The “normal” price, or exchange-value, of goods is equal to the socially necessary labor time required in producing them. That is, roughly speaking, the product of a day’s work in one line will trade for the product of a day’s work in another.
In an earlier column it was said that we should begin by finding the normal rule of control of prices, and then go on to see how the rule is modified or stretched in particular cases. We have come to the basic normal rule of prices in the capitalist market. It is that exchange-values, or prices, are equal to the labor-value of commodities.
This is the law of labor-value, out of which grows the control of prices and of the amount of production under capitalism. It springs from no regulation except the endless see-saw of the capitalist anarchy, shifting back and forth from surplus to scarcity. Prices swing around this normal point of labor-value, they do not stay on it. But it is this very shifting above and below normal, and the surplus and scarcity that come with it, that enforces the law of labor-value as the general tendency.
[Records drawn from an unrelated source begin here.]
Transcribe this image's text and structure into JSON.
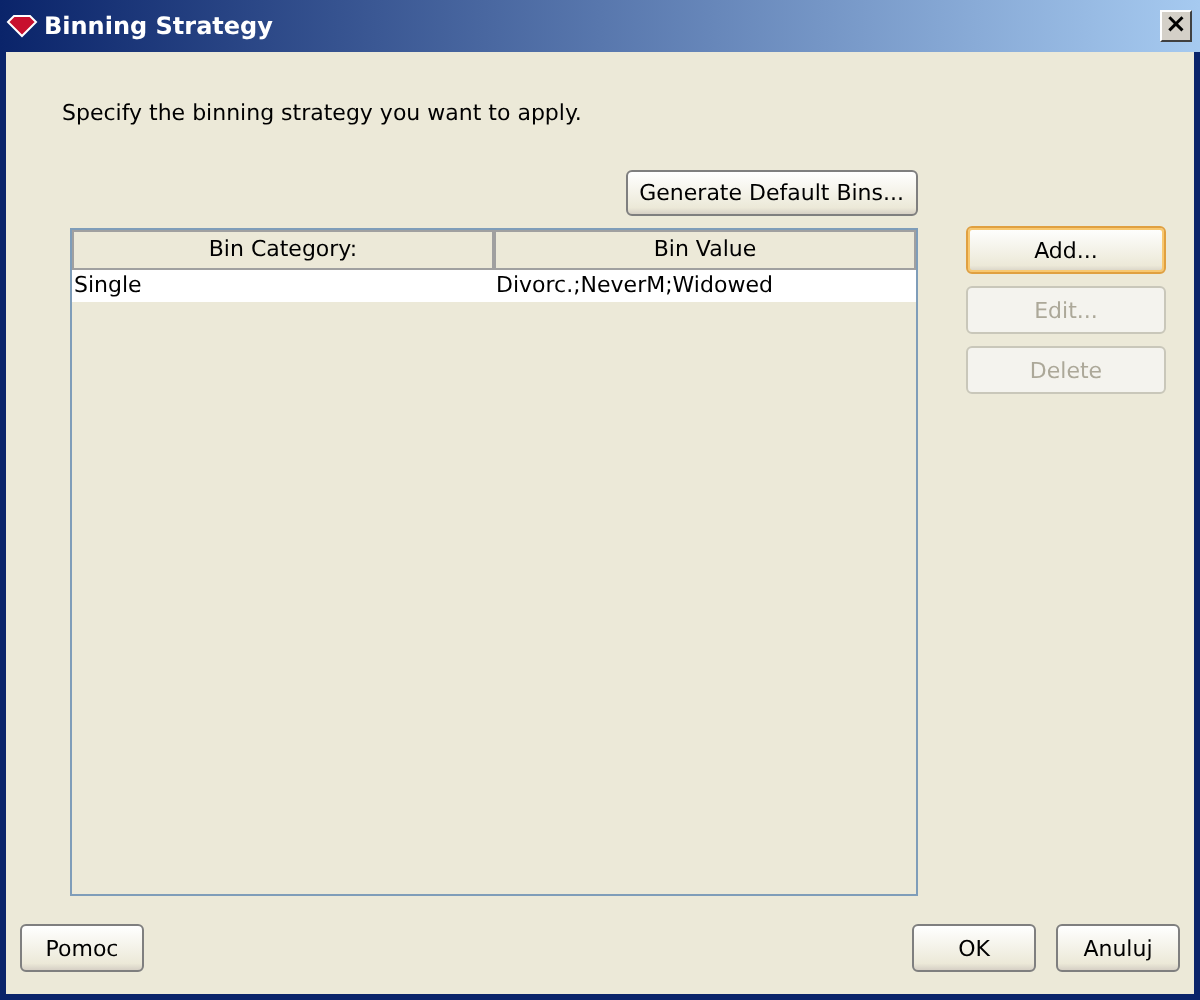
{
  "window": {
    "title": "Binning Strategy",
    "close": "×"
  },
  "instruction": "Specify the binning strategy you want to apply.",
  "generate_button": {
    "label": "Generate Default Bins...",
    "disabled": false
  },
  "table": {
    "columns": [
      "Bin Category:",
      "Bin Value"
    ],
    "rows": [
      {
        "cells": [
          "Single",
          "Divorc.;NeverM;Widowed"
        ],
        "selected": false
      }
    ]
  },
  "side_buttons": [
    {
      "label": "Add...",
      "disabled": false,
      "focused": true
    },
    {
      "label": "Edit...",
      "disabled": true,
      "focused": false
    },
    {
      "label": "Delete",
      "disabled": true,
      "focused": false
    }
  ],
  "footer": {
    "help": {
      "label": "Pomoc",
      "disabled": false
    },
    "ok": {
      "label": "OK",
      "disabled": false
    },
    "cancel": {
      "label": "Anuluj",
      "disabled": false
    }
  }
}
The illustration of tailors and shoemakers covered only simple commodity production. But it is easy to see that in modern factory production with hired wage workers the same general rule would operate, though in a more complex form. The factory owner must take into account his expenses for machinery, for materials and so on, which in the end means the amount of labor in those things. Counting all that in, let us suppose the same situation in factory production that was supposed in simple production: In other words, suppose that temporarily the profits in clothing production rose above those in shoe production. Business activity and financing would shift at once from shoes to clothing. Fewer shoes would be made until scarcity of shoes equalized prices with labor-values and brought the price of shoes up again.